Well we’re long overdue for another installment of “Ask the Self-Appointed Experts“, or at least for the question part. In today’s edition a follower from Two Forks Montana wrestles with the following conundrum, inviting others to help, or at least reassure him that he is not confused alone. He writes:
I know this issue is all over AM talk radio but the inmates pretty clearly run the asylum there and I’m more confused on the following issue than ever.
It is well known that, given a known rate process, the gamma distribution defines the expected values from random starting points to the nth “nearest” object, and so inversely, we can estimate unknown rates by such values. For example, in a forest of randomly distributed trees, the circular area, a, defined by the distance to the nth closest tree, will estimate tree density. But as Skellam (1952), Moore (1954) and Pollard (1971) showed analytically, these estimates are biased, in inverse magnitude to the value of n, specifically, as n/(n-1) for n > 1. Thus, the distance to, say, the 2nd closest tree will correspond to the area represented by one tree, not two. All very well and good.
Now, the mean of the integration of the gamma distribution from 0 to 1, for a known rate, should return the mean area a, but when I closely approximate the integral (in R, which can’t integrate), I seem to get bias-corrected values reflecting the rates, rather than the biased values reflecting the areas (a) to the nth object. I’m flummoxed and not a little aggravated. Do they know what they’re doing there at R headquarters, or is it me that’s got all turned about the wrong way? If I can’t even trust the values from the statistical distributions in R, then just what can I trust there? I tried taking my mind off the matter by following the Winnipeg Jets (WJPCA, 2015), but man, one can just take only so much of that and I sure as hell ain’t going to follow Edmonton. The ice fishing seems to help, at least until the alcohol wears off, but really there should be an 800 number I think.
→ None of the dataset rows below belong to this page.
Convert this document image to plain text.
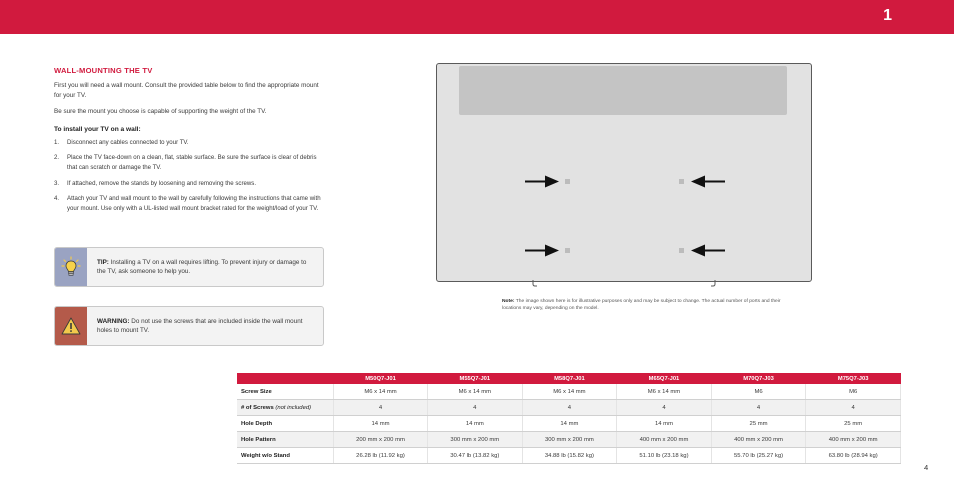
1
WALL-MOUNTING THE TV
First you will need a wall mount. Consult the provided table below to find the appropriate mount for your TV.
Be sure the mount you choose is capable of supporting the weight of the TV.
To install your TV on a wall:
1. Disconnect any cables connected to your TV.
2. Place the TV face-down on a clean, flat, stable surface. Be sure the surface is clear of debris that can scratch or damage the TV.
3. If attached, remove the stands by loosening and removing the screws.
4. Attach your TV and wall mount to the wall by carefully following the instructions that came with your mount. Use only with a UL-listed wall mount bracket rated for the weight/load of your TV.
TIP: Installing a TV on a wall requires lifting. To prevent injury or damage to the TV, ask someone to help you.
WARNING: Do not use the screws that are included inside the wall mount holes to mount TV.
Note: The image shown here is for illustrative purposes only and may be subject to change. The actual number of ports and their locations may vary, depending on the model.
	M50Q7-J01	M55Q7-J01	M58Q7-J01	M65Q7-J01	M70Q7-J03	M75Q7-J03
Screw Size	M6 x 14 mm	M6 x 14 mm	M6 x 14 mm	M6 x 14 mm	M6	M6
# of Screws (not included)	4	4	4	4	4	4
Hole Depth	14 mm	14 mm	14 mm	14 mm	25 mm	25 mm
Hole Pattern	200 mm x 200 mm	300 mm x 200 mm	300 mm x 200 mm	400 mm x 200 mm	400 mm x 200 mm	400 mm x 200 mm
Weight w/o Stand	26.28 lb (11.92 kg)	30.47 lb (13.82 kg)	34.88 lb (15.82 kg)	51.10 lb (23.18 kg)	55.70 lb (25.27 kg)	63.80 lb (28.94 kg)
4
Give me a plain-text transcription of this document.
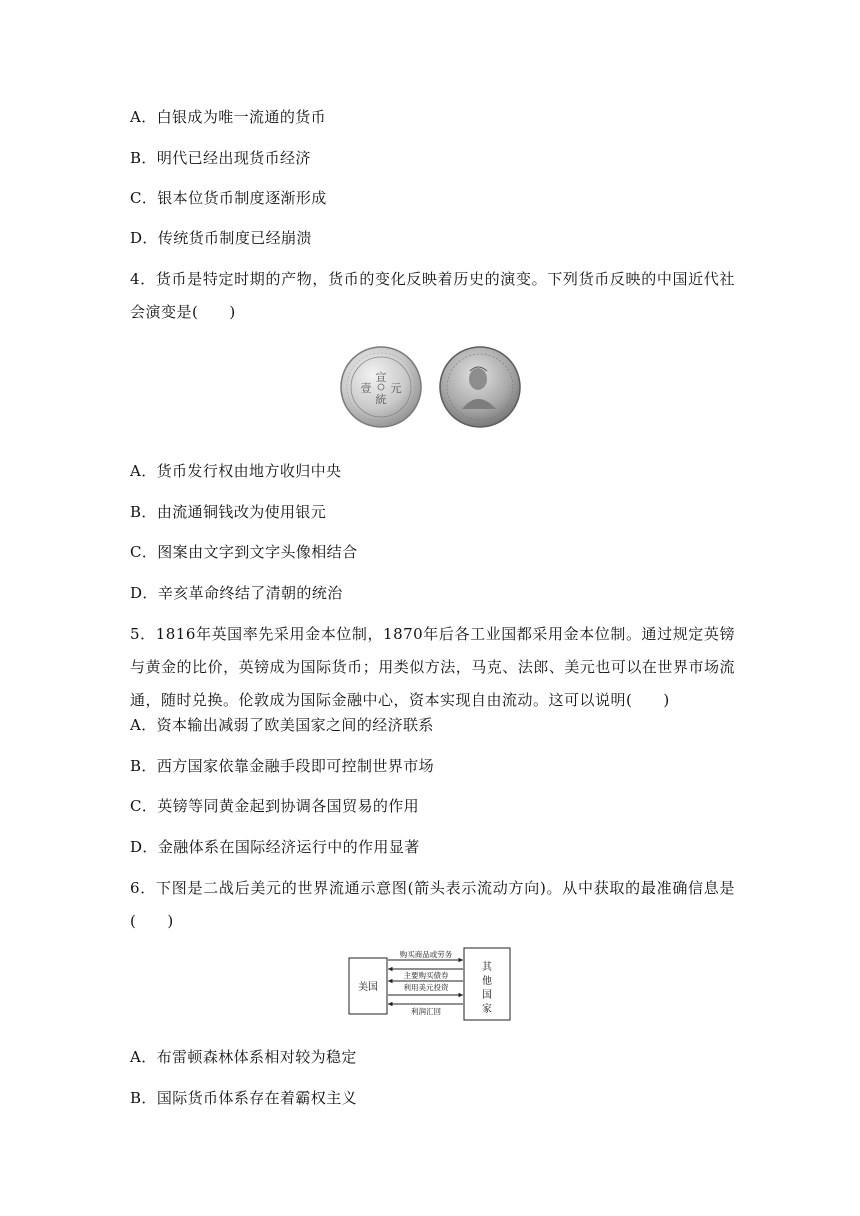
A．白银成为唯一流通的货币
B．明代已经出现货币经济
C．银本位货币制度逐渐形成
D．传统货币制度已经崩溃
4．货币是特定时期的产物，货币的变化反映着历史的演变。下列货币反映的中国近代社会演变是(　　)
宣
元
壹
統
A．货币发行权由地方收归中央
B．由流通铜钱改为使用银元
C．图案由文字到文字头像相结合
D．辛亥革命终结了清朝的统治
5．1816年英国率先采用金本位制，1870年后各工业国都采用金本位制。通过规定英镑与黄金的比价，英镑成为国际货币；用类似方法，马克、法郎、美元也可以在世界市场流通，随时兑换。伦敦成为国际金融中心，资本实现自由流动。这可以说明(　　)
A．资本输出减弱了欧美国家之间的经济联系
B．西方国家依靠金融手段即可控制世界市场
C．英镑等同黄金起到协调各国贸易的作用
D．金融体系在国际经济运行中的作用显著
6．下图是二战后美元的世界流通示意图(箭头表示流动方向)。从中获取的最准确信息是(　　)
美国
其
他
国
家
其他国家
购买商品或劳务
主要购买债券
利用美元投资
利润汇回
A．布雷顿森林体系相对较为稳定
B．国际货币体系存在着霸权主义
If you can put me onto some clues I would be most grateful.
My R code and results (for the n = 2 object):probs = seq(from = 0.000001, to = 0.999999, by = 0.000001) # evenly spaced probability steps mean.area = mean(qgamma(p=probs, shape=2, rate = 1, lower.tail = T)) # approximate the pdf integral, as the mean of the sampled distribution  1.999993
1.999993, WTF !??!
Skellam, J.G. 1952. Studies in statistical ecology: I. Spatial Pattern. Biometrika 39:346-362
Moore, P.G. 1954. Spacing in plant populations. Ecology 35:222-227.
Pollard, J.H. 1971. On distance estimators of density in randomly distributed forests. Biometrics 27:991-1002
WJPCA, 2015. Your 2015-2016 Winnipeg Jets: Fast, Furious and Fun. Winnipeg Jets Promotional Coordinating Association.
Stewart Stansbury, Two Forks MT (“not quite Canada but roughly as empty”), USA
p.s. Jets picture enclosed